Revue de Presse

Des rhinocéros à Arcy-sur-Cure

L'Yonne Republicaine, édition du vendredi 27 septembre 1991.

Arcy-sur-Cure. - De nouvelles peintures et des traces de présence humaine viennent d´être retrouvées dans la grande grotte d'Arcy-sur-Cure. Cette découverte relance l'intérêt pour un site qui n'avait pas été fouillé depuis une trentaine d'années.
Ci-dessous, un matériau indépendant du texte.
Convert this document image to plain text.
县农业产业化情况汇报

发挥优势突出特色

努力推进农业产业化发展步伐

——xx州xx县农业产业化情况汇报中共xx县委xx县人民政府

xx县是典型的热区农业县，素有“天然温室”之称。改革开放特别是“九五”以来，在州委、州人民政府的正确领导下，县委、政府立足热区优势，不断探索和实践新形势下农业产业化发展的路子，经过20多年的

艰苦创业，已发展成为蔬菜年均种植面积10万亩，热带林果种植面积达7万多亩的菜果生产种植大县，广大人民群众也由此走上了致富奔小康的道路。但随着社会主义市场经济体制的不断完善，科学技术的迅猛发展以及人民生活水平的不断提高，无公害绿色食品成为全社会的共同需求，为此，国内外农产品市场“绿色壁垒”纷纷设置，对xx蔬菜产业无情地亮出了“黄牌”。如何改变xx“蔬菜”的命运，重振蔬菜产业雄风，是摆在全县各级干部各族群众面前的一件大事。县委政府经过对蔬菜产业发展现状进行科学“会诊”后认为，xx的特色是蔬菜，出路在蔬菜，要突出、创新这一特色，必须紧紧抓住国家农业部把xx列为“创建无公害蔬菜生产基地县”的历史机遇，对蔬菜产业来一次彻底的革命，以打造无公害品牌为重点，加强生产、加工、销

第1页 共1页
Elle se visite de manière organisée depuis le début du siècle et des centaines de visiteurs l´ont fréquentée de façon un peu plus anarchique depuis des centaines d´années... Autant dire que l´on croyait la grande grotte d´Arcy-sur-Cure à jamais perdue pour la science.
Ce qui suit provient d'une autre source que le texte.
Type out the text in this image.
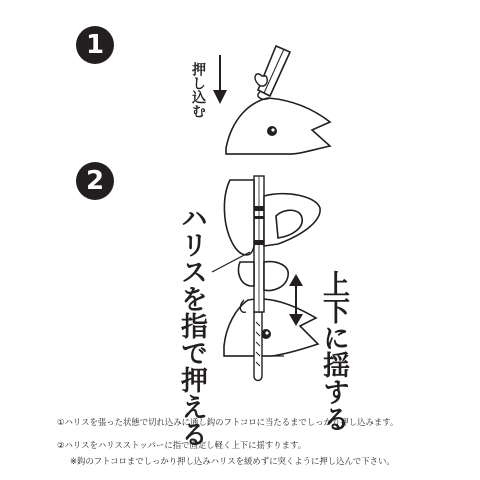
1
2
押し込む
ハリスを指で押える	上下に揺する
①ハリスを張った状態で切れ込みに通し鈎のフトコロに当たるまでしっかり押し込みます。
②ハリスをハリスストッパーに指で固定し軽く上下に揺すります。
※鈎のフトコロまでしっかり押し込みハリスを緩めずに突くように押し込んで下さい。
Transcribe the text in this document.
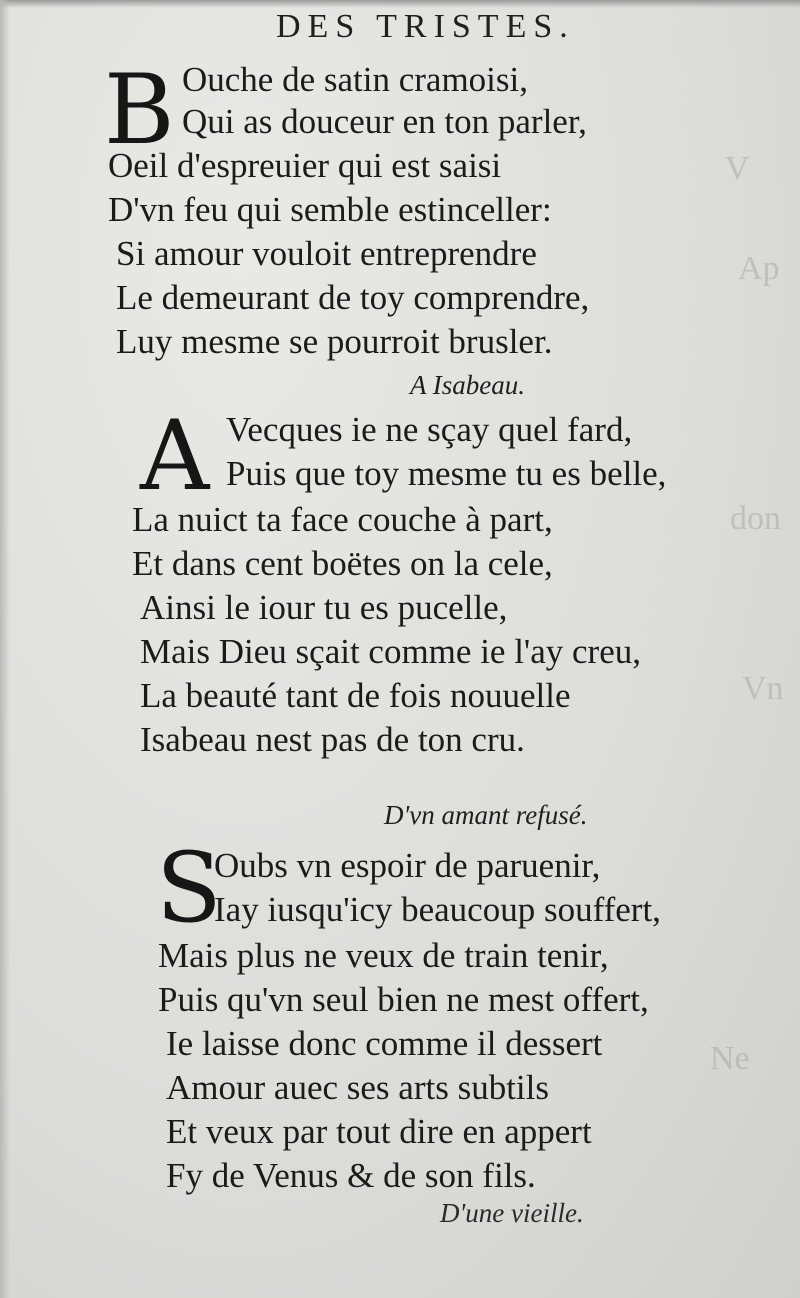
V
Ap
don
Vn
Ne
DES TRISTES.
B Ouche de satin cramoisi,
Qui as douceur en ton parler,
Oeil d'espreuier qui est saisi
D'vn feu qui semble estinceller:
Si amour vouloit entreprendre
Le demeurant de toy comprendre,
Luy mesme se pourroit brusler.
A Isabeau.
A Vecques ie ne sçay quel fard,
Puis que toy mesme tu es belle,
La nuict ta face couche à part,
Et dans cent boëtes on la cele,
Ainsi le iour tu es pucelle,
Mais Dieu sçait comme ie l'ay creu,
La beauté tant de fois nouuelle
Isabeau nest pas de ton cru.
D'vn amant refusé.
S
Oubs vn espoir de paruenir,
Iay iusqu'icy beaucoup souffert,
Mais plus ne veux de train tenir,
Puis qu'vn seul bien ne mest offert,
Ie laisse donc comme il dessert
Amour auec ses arts subtils
Et veux par tout dire en appert
Fy de Venus & de son fils.
D'une vieille.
C´était sans compter sur un coup de nettoyeur à haute pression, allié à un éclairage particulier. L´an passé la réunion de ces deux facteurs a relancé l´intérêt pour la plus visitée des grottes de la région, en mettant au jour un mammouth dessiné il y a plus de 15 000 ans.

Les fouilles envisagées alors par Gabriel de La Varende, le propriétaire des lieux, ont débuté le 15 septembre dernier. Et déjà quelques découvertes de nouvelles peintures donnent une dimension nouvelle à cette grotte. Jusqu´alors, on n´avait d´yeux que pour ses concrétions calcaires.

Stalactites et stalagmites se partageaient la vedette. Mais, désormais, la grande grotte d´Arcy pourrait bien se retrouver être le plus septentrional des grands sanctuaires paléolithiques jusqu´alors dénombrés essentiellement dans les Pyrénées, le nord de l´Espagne et le Périgord.

Un rhinocéros et un bison

Après avoir sorti de l´ombre les représentations de cinq mammouths et d´un bouquetin l´an passé, les chercheurs viennent d´y découvrir un dessin de rhinocéros, d´un bison et vraisemblablement d´un autre mammouth. Un peu partout sur les murs et les voûtes de la grotte, masqués en partie par des traces de calcaire, des signes « classiques » (tirets et points) sont peints à l´ocre. Ce qui pourrait bien représenter une main a également été mis en évidence.

A l´heure actuelle, les archéologues du CNRS et de l´association CORA restent prudents quant aux interprétations. A l´issue de la fin de ces fouilles (15 octobre), de nombreux mois de travail les attendent avant de pouvoir vérifier leurs hypothèses. Mais les découvertes qui viennent d´être faites portent en elles beaucoup d´espoir.

Deux sondages ont, par exemple, été effectués dans le sol, juste au-dessous de peintures de la voute. But de l´opération : retrouver si l´auteur de ces œuvres n´avait pas laissé sur place des traces de son passage. Car la chance de la grande grotte d´Arcy est d´avoir vu son sol ancien recouvert progressivement d´une pellicule de calcaire de plusieurs centimètres qui l´a protégé pendant des siècles.

15 000 avant Jésus-Christ

Deux petites ouvertures taillées dans ce calcaire, sur une surface d´environ un mètre carré, ont déjà apporté quelques éléments de réponse. Des os de rennes brûlés, des traces d´ocre et des morceaux de charbon pourraient avoir servi à l´éclairage et à la palette d´un peintre des cavernes.

Il n´y a, a priori, aucune raison pour que l´on ne retrouve pas d´autres indices sous les dizaines de mètres carrés de calcaire qui recouvrent la grande grotte.

Mais en attendant une nouvelle campagne de fouilles et de nouveaux sondages, des analyses de ces premières découvertes vont être entreprises. La datation au carbone 14 permettra de les situer dans le temps. Pour le moment, c´est par leur style que l´on date ces peintures entre 15 000 et 16 000 avant Jésus-Christ... à condition bien sûr de posséder l´œil très exercé des spécialistes qui scrutent actuellement les voûtes. Cet exercice qui s´effectue parfois en ayant recours aux ultraviolets laisse à penser que les mammouths et autres rhinos échapperont encore quelque temps au regard des visiteurs ! Il faudra vraisemblablement avoir recours à des expositions photographiques pour redonner la parole à ces « écrits » abîmés par des milliers d´années de ruissellement.

C. P.

Michel Girard et Dominique Baffier (ingénieurs au CNRS) Jean-Claude Liger (archéologue), Daniel Molez (dessinateur scientifique au CNRS) Paul Guignepied (vice-président de l´Association archéologique CORA), Jean-Jacques Pouzet (photographe de cette association) doivent poursuivre leurs recherches jusqu´au 15 octobre prochain. Leurs premières découvertes leur ont déjà valu la visite de représentants du service archéologie de la Direction régionale des affaires culturelles et des médias.